猿かに合戦、じゃないよ
お、なんだかうまそうな柿じゃないか。どうしたんだ、そんなもの。またご隠居の庭から失敬してきたのか?
そんなこと言うと、父ちゃんにはあげないわよ。ほら。おいしそうでしょ。お散歩の途中でおばあちゃんにもらったのよ。
へえ~。お前ずいぶん顔が広いんだな。
えっへん。
なんだ、そりゃ。高いところから偉そうに上から目線で。
ま、いいわ。
なにが、ま、いいわ、だ。それはこっちのセリフ。だから、その柿はどうしたんだって訊いてるの。
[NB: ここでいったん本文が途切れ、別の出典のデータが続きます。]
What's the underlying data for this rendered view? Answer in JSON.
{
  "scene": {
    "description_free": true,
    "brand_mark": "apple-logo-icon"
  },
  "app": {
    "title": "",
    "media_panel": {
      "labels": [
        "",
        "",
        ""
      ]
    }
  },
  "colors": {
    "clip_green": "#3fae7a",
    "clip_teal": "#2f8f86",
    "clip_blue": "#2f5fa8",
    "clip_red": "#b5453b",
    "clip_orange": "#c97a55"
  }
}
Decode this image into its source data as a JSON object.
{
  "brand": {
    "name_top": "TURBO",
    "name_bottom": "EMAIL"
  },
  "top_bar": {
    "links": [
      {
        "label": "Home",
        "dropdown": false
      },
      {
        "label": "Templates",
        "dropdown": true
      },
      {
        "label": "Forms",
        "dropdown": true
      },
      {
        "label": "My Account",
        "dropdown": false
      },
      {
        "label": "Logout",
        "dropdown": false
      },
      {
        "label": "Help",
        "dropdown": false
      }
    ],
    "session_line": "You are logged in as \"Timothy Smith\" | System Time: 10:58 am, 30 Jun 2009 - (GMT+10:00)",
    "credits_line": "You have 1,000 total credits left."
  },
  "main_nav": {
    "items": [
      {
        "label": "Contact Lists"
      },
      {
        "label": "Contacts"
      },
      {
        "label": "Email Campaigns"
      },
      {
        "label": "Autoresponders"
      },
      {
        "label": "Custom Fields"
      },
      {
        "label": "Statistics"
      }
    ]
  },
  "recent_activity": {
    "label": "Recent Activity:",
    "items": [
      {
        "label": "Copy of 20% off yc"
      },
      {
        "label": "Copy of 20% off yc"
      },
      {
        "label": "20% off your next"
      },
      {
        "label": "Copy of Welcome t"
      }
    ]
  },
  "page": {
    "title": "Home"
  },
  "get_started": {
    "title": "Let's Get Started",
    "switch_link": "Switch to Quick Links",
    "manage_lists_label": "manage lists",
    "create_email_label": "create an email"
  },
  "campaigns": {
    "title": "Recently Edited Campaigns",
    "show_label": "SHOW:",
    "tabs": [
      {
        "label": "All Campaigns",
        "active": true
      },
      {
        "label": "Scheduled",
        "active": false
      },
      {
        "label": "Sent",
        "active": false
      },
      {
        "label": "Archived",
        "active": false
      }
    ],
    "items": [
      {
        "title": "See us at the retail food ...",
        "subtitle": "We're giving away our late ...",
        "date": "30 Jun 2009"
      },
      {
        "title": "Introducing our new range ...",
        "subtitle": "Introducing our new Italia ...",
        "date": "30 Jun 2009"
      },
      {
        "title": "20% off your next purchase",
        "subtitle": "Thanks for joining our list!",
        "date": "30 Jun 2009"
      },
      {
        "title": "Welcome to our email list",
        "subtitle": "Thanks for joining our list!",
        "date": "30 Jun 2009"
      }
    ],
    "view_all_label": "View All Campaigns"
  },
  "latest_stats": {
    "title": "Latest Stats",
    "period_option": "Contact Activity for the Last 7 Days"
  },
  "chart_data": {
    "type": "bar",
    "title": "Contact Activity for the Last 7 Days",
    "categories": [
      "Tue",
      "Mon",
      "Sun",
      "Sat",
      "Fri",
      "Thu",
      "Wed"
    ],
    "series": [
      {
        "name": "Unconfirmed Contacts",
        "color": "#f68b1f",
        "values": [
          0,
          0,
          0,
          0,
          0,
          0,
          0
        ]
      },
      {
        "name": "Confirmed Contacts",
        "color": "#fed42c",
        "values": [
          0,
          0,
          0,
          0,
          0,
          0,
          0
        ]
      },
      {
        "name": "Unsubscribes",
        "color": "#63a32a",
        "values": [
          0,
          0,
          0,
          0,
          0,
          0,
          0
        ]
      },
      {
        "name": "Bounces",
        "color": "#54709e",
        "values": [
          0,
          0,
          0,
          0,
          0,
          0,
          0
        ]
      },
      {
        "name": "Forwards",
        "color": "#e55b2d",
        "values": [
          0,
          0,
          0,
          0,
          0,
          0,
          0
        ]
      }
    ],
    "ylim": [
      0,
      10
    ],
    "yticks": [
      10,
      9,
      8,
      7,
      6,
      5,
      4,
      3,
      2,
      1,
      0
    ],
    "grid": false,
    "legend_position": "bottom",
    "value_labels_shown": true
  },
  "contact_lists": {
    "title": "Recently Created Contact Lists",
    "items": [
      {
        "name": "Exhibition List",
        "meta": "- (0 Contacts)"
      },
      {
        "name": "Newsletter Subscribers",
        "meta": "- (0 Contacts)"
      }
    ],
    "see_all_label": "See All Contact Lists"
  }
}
お散歩途中の角のおうち、妙に声の高いおばあちゃんが居るでしょ。
ああ。
あのおばあちゃんがね、今朝前を通ったら、柿の木の上の方で枝に這いつくばってたのよ。
ほう、危なっかしいな。
でしょ。だからあたち、心配でずっと見上げてたのよ。
そしたらおばあちゃん、あたちに気づいて。それで、柿をもぎ取ったかと思うと、「持ってけ」と上から放り投げてくれたの。
ふうん。
あたち、柿にあたって潰れちゃうかと思ったわよ。
さるかに合戦みたいな話だな。で、結局3つももらってきたのか。よく持って帰れたな。
それは言わない約束でしょ。
さ、父ちゃんも食べてみなさい。おいしいわよ。ついでにあたちの分も皮むきお願いね。
とうちゃん、個人的にはもうちょっとやわらかいのがいいな。
いやよ、あんなぐにょっとしたのなんか。柿はやっぱりこのぱりぱり感が大事よね。
ああ、おいしかった。
そうだな。おばあちゃんに何かお礼をしないと。
あたちこれがいいと思うのよ。今日父ちゃんがお昼食べてる間に作ったの。
どれどれ。
おお、いいじゃないか。
ね。父ちゃん、これ印刷しておばあちゃんにあげて頂戴ね。
じゃ、明日の朝の散歩でポストに入れるとするか。